Ninguna medida social, como un incremento de las jubilaciones mínimas del 50% en dos años, ni el histórico acuerdo político para cambiar la Constitución heredada de la dictadura de Augusto Pinochet (1973-1990) han logrado bajar los niveles de tensión en el país, donde se reportan 23 muertos, miles de heridos y daños gigantescos en el comercio, diversas propiedades y el mobiliario público desde que estallaron las protestas.

“Llegó el momento de decir basta. El Gobierno está haciendo su trabajo con todos los instrumentos de la democracia”, advirtió Piñera, que se muestra pese a sus dichos impotente para encauzar la situación.

Al cumplirse 40 días de protestas, el vandalismo tomó nuevo impulso.

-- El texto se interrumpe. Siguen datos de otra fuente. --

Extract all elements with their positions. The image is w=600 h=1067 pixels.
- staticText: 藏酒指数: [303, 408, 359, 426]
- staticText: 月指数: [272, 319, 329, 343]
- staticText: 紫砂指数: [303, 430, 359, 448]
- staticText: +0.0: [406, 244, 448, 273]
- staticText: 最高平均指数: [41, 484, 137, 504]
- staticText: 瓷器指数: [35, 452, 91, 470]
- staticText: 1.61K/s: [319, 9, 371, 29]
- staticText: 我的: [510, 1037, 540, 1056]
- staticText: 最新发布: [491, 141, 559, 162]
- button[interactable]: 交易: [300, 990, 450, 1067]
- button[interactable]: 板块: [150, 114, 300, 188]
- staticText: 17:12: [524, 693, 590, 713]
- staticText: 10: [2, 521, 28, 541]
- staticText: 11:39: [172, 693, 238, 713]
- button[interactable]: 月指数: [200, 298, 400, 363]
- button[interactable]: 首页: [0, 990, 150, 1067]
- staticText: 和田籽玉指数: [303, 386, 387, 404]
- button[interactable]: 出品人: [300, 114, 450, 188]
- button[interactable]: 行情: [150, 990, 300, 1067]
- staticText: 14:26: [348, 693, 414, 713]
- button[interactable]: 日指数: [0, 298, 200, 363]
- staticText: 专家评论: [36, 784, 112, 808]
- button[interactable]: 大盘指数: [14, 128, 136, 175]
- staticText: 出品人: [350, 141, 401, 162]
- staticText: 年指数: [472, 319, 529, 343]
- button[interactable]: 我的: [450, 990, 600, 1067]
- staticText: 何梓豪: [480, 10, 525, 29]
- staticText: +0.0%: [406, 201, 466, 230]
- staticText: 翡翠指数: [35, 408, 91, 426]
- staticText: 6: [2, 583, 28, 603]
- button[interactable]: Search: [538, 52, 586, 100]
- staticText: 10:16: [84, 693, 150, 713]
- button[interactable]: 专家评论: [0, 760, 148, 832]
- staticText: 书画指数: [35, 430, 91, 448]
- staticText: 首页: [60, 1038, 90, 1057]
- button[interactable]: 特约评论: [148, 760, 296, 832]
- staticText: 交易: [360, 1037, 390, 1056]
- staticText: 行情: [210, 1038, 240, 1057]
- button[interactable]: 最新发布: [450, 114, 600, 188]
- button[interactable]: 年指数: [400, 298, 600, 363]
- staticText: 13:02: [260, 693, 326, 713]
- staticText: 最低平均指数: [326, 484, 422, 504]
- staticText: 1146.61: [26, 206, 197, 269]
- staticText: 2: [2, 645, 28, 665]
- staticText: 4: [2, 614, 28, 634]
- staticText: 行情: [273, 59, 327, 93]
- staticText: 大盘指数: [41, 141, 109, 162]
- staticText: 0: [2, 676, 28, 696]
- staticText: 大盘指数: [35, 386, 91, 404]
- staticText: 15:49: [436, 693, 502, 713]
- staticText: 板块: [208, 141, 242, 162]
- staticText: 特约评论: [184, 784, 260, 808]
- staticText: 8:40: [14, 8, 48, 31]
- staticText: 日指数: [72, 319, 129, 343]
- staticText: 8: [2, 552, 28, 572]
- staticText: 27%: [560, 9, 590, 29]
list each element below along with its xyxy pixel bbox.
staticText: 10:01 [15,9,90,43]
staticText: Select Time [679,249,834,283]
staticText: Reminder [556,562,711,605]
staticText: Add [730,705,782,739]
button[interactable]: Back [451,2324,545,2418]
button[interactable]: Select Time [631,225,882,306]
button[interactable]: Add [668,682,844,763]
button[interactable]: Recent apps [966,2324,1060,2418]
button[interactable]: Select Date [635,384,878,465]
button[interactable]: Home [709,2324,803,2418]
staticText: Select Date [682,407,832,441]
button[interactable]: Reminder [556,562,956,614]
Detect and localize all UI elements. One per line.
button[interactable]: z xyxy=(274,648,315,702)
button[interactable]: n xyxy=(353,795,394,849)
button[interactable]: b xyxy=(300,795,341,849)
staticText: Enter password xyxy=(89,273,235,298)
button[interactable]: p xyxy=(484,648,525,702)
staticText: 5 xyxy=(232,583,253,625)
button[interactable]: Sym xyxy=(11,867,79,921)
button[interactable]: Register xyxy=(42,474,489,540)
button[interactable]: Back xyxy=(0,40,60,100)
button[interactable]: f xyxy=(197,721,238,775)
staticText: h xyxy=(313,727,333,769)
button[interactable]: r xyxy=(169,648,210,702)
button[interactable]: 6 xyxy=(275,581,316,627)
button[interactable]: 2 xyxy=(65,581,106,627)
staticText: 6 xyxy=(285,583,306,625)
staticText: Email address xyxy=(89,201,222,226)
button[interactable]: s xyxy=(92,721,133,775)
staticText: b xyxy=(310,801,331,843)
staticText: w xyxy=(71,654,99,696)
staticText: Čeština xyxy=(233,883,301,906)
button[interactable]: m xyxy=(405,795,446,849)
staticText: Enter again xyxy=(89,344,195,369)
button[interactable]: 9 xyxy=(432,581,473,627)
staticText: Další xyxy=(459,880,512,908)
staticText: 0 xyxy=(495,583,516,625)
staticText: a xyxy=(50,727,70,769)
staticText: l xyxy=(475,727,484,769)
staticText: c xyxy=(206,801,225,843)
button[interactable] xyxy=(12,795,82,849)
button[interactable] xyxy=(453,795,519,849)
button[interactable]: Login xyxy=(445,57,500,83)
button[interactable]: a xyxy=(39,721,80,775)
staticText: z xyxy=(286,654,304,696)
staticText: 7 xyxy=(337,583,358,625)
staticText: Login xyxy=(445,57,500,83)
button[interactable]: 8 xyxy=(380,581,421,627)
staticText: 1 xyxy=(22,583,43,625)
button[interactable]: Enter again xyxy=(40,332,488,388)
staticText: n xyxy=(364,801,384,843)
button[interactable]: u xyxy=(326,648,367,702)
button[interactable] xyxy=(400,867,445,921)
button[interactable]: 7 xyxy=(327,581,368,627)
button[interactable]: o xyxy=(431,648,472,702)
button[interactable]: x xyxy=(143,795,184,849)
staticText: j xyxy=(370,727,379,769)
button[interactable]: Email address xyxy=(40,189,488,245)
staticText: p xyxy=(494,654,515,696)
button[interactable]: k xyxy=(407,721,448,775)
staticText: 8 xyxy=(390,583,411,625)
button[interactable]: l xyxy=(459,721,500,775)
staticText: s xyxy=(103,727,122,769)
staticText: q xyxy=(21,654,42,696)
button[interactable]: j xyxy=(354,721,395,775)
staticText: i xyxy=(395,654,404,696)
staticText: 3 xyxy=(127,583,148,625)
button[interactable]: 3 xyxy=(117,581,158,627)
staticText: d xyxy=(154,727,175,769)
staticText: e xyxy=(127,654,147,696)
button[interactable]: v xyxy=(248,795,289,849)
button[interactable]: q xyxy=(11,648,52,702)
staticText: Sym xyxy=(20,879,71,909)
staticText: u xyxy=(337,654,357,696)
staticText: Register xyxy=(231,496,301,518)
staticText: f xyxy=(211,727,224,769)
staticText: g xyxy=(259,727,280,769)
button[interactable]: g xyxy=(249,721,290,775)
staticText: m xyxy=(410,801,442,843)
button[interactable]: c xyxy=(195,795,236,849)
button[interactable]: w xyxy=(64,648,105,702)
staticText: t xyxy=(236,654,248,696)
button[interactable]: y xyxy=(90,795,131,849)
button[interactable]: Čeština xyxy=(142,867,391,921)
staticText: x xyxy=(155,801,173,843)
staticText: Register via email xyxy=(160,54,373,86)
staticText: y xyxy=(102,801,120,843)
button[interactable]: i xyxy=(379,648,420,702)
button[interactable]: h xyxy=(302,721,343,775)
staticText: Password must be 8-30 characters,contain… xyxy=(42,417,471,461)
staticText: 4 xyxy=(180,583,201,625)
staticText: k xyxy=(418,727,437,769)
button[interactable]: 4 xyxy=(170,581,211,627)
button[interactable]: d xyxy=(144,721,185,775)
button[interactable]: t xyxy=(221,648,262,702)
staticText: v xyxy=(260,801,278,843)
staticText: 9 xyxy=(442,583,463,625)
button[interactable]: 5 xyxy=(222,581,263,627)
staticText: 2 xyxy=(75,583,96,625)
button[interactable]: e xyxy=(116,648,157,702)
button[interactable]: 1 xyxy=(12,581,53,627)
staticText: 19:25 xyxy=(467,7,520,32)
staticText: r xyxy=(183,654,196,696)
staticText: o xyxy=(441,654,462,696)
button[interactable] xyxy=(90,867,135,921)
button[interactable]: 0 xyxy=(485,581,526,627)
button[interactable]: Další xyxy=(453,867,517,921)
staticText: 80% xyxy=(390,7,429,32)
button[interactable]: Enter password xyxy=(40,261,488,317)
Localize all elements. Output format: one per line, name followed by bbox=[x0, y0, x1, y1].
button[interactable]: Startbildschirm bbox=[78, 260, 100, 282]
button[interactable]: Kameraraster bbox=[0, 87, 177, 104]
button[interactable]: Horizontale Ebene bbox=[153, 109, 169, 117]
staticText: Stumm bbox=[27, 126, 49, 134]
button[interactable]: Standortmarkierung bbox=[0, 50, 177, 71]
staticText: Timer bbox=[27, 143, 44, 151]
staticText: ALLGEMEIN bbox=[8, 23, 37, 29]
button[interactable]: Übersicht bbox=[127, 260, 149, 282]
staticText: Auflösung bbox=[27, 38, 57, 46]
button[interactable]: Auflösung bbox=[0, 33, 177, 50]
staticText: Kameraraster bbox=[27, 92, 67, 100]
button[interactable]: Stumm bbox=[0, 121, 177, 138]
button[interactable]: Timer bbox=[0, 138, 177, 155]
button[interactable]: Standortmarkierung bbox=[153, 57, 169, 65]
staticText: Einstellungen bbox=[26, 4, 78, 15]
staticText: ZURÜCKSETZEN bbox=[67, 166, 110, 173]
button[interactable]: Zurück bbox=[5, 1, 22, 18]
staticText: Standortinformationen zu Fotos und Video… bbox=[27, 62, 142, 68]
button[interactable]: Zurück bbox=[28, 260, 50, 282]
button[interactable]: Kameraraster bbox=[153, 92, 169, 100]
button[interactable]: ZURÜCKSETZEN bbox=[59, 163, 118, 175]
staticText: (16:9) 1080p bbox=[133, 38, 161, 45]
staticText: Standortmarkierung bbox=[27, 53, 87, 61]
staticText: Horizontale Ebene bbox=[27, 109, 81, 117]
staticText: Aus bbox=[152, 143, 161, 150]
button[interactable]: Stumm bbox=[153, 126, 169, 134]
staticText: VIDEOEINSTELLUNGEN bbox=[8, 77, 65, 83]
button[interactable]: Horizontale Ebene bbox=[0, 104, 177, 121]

En la ciudad de La Serena, a unos 480 km de Santiago, encapuchados saquearon e incendiaron el tradicional hotel Costa Real en la madrugada de ayer.

En la ciudad portuaria de San Antonio, en la región de Valparaíso, se replicó el desorden con actos vandálicos que incluyeron la quema de las oficinas del diario local El Líder, un ataque contra los medios que replica el perpetrado al inicio de la convulsión, cuando fue quemado el diario El Mercurio de Valparaíso, el periódico más antiguo de Chile.

Más al sur, en Concepción, una masiva manifestación -congregada en medio de la huelga de dos días llamada por el principal sindicato de Chile (CUT)- terminó con incidentes entre encapuchados y la policía.

En Santiago, dos estaciones de subterráneo volvieron a sufrir daños, sumando problemas a esa red, el primer blanco del estallido de las revueltas con más de 70 estaciones dañadas.

Al inicio de jornada, el movimiento “No+Tag” -que exige una baja en los precios de peajes y que se perdonen deudas a usuarios- volvió a copar las principales rutas de acceso a Santiago.

Mientras, la organización patronal de los camioneros, la Confederación Nacional de Transporte de Carga (CNTC), advirtió que si los poderes del Estado “no son capaces de garantizar derechos básicos, como es la libre circulación, la democracia deja de existir en los hechos”.

Esa agrupación tomó relevancia en el quiebre democrático en 1973 al propiciar una huelga que precipitó el colapso del gobierno socialista de Salvador Allende.

Con la misión de mantener el orden público, la policía de Carabineros navega entre los cuestionamientos de organismos internacionales que alertan sobre “graves” violaciones a los derechos humanos y el agotamiento causado por más de cuarenta días de extenuantes jornadas en las calles.

“Los hechos de violencia que está viviendo Carabineros, los enfrentamientos con esta turba de gente muy violenta no lo habíamos vivido nunca, entonces es complejo poder actuar, sumado al cansancio y el agotamiento”, que tienen los efectivos, dijo su vocero Julio Santelices.

En cuatro de las 23 muertes se acusa la intervención de los militares -que custodiaron las calles nueve días al inicio de la crisis-, mientras que otra fue provocada por un miembro de Carabineros.

Otros miles resultaron heridos, entre los que sobresalen casi 300 con lesiones oculares causados de perdigones disparados a la cabeza, uno de ellos con ceguera total.